Weekly Mortgage Overview: 11/30/2020

By November 30, 2020Mortgage Overview

Three Things

The three areas that have the greatest ability to impact backend pricing this week are: (1) Central Bank Palooza, (2) Jobs, Jobs, Jobs and (3) Coronavirus.

(1) Central Bank Palooza: The Reserve Bank of Australia will issue the latest interest rate decision and policy statement but the market focus will be on speeches by ECB President Christina Lagarde and our Fed Chair Powell who will testify before the Senate and House on Tuesday and Wednesday. Also, the Fed’s Beige Book will be issued on Wednesday.

(2) Jobs, Jobs, Jobs: There is a ton or jobs/wage related data this week culminating with Big Jobs Friday with Unemployment Rate, Non-Farm Payrolls and most importantly Average Hourly Earnings. Throughout the week will be ADP Private Payrolls, Challenger Job Cuts, Initial Weekly Jobless Claims and internal employment readings within the ISM releases.

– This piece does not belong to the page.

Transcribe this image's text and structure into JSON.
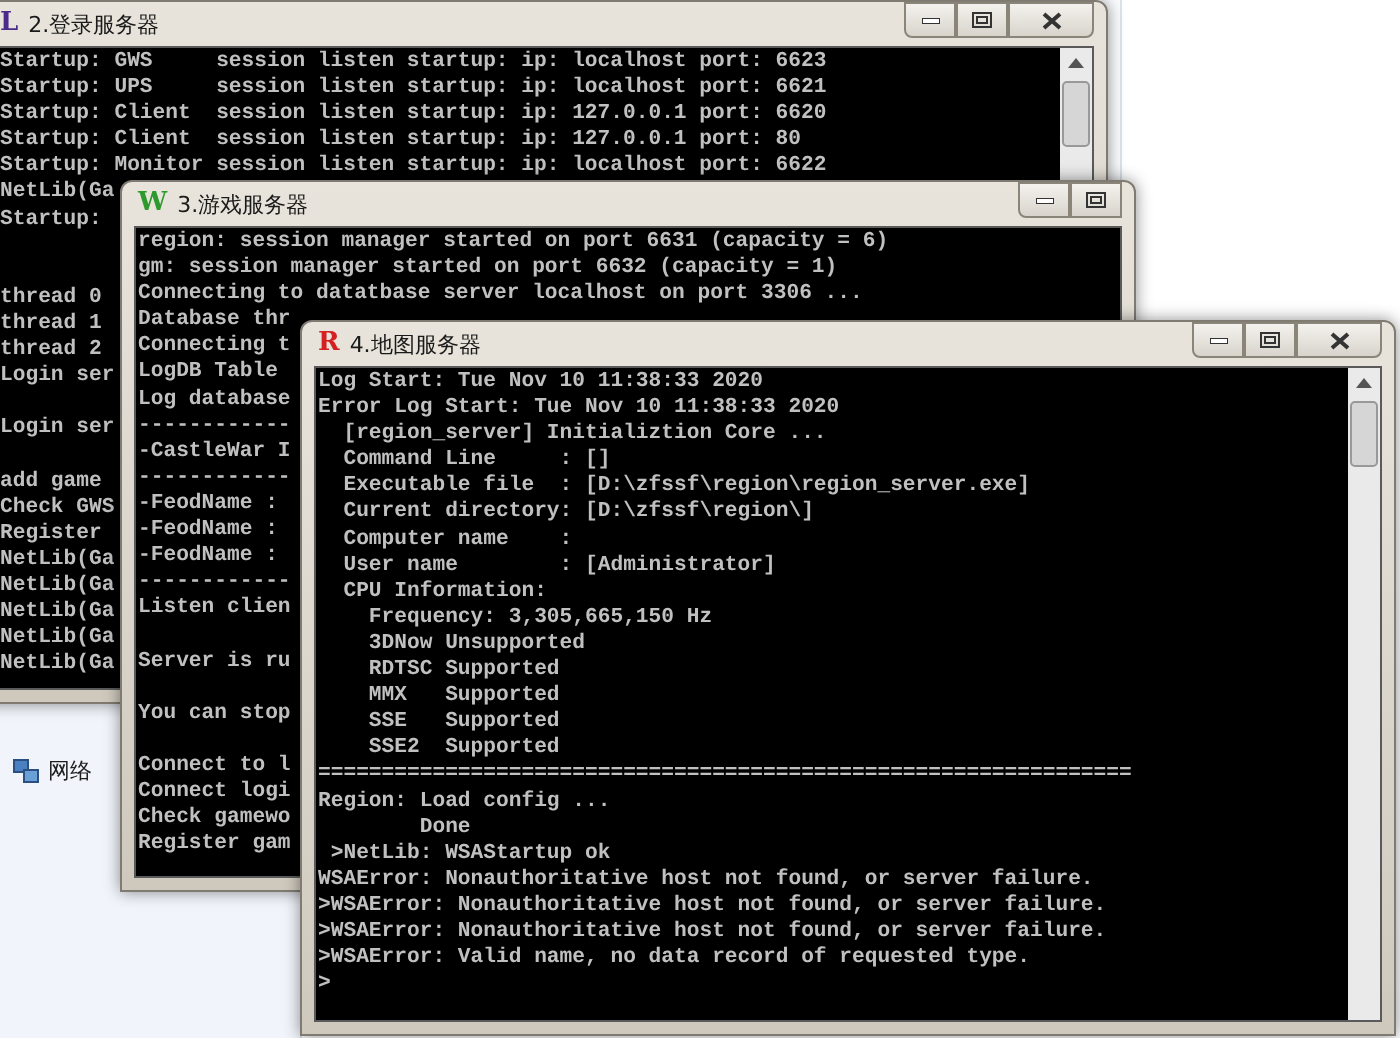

(3) Coronavirus: It’s yet another “Medical Monday” (used be called “Merger Monday” in another day and time) where Moderna has joined the list of having a vaccine that is over 94% effective and is filing for emergency use approval with the FDA today. The key to this week though is the fact that the Senate is back in session after their holiday-recess and markets will be very reactive to any movement in talks on a stimulus package that may – or may not – be practical prior to January 20th. There is also a debt ceiling and looming government shut down right around the corner.

Market Wrap-up

Domestic Flavor

Taking it the House: The October Pending Home Sales Index showed a YOY gain of 20.2% and a MOM contraction of -1.1%. Basically, there simply isn’t enough available inventory to support sales at a higher level.

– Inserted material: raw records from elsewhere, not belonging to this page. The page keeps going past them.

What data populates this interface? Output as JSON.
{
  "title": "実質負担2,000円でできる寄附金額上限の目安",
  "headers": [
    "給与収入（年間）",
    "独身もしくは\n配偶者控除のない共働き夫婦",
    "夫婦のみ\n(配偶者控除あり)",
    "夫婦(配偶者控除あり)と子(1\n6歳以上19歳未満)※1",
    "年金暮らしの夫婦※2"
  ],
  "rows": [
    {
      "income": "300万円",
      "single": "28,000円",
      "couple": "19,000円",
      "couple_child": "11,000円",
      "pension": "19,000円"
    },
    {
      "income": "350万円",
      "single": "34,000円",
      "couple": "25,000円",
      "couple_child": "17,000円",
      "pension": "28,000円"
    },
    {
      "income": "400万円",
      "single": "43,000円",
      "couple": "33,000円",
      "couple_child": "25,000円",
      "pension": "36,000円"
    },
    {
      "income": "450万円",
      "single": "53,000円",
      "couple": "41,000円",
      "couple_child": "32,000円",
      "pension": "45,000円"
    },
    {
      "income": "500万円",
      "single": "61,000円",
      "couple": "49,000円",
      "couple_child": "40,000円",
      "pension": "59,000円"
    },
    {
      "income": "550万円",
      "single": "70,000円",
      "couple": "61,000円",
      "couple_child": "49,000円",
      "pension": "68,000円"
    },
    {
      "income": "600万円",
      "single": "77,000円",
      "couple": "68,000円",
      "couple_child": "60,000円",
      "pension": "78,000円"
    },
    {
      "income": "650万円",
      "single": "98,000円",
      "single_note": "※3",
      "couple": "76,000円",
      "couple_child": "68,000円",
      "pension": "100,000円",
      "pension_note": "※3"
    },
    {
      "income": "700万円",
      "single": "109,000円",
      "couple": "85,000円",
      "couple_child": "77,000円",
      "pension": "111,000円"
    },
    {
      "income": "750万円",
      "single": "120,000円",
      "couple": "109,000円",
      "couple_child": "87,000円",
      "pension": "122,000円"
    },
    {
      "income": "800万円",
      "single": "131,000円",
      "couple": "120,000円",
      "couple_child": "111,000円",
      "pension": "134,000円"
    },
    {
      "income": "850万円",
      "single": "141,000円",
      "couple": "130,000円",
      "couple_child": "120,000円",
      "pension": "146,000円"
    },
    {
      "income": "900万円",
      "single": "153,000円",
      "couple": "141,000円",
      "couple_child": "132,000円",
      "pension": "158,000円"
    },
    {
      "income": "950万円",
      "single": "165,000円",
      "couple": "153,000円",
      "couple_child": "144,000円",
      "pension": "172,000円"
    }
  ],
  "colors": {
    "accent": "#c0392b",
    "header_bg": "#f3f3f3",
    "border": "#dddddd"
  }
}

Manufacturing: The bellwether November Chicago PMI reading was very strong at 58.2 (any reading above 50 is expansionary). This was a slight pull back from October’s blistering reading of 61.1.

On Deck for Tomorrow

Reserve Bank of Australia Interest Rate Decision, ISM Manufacturing, Construction Spending, ECB President Lagarde and Fed Chair Powell.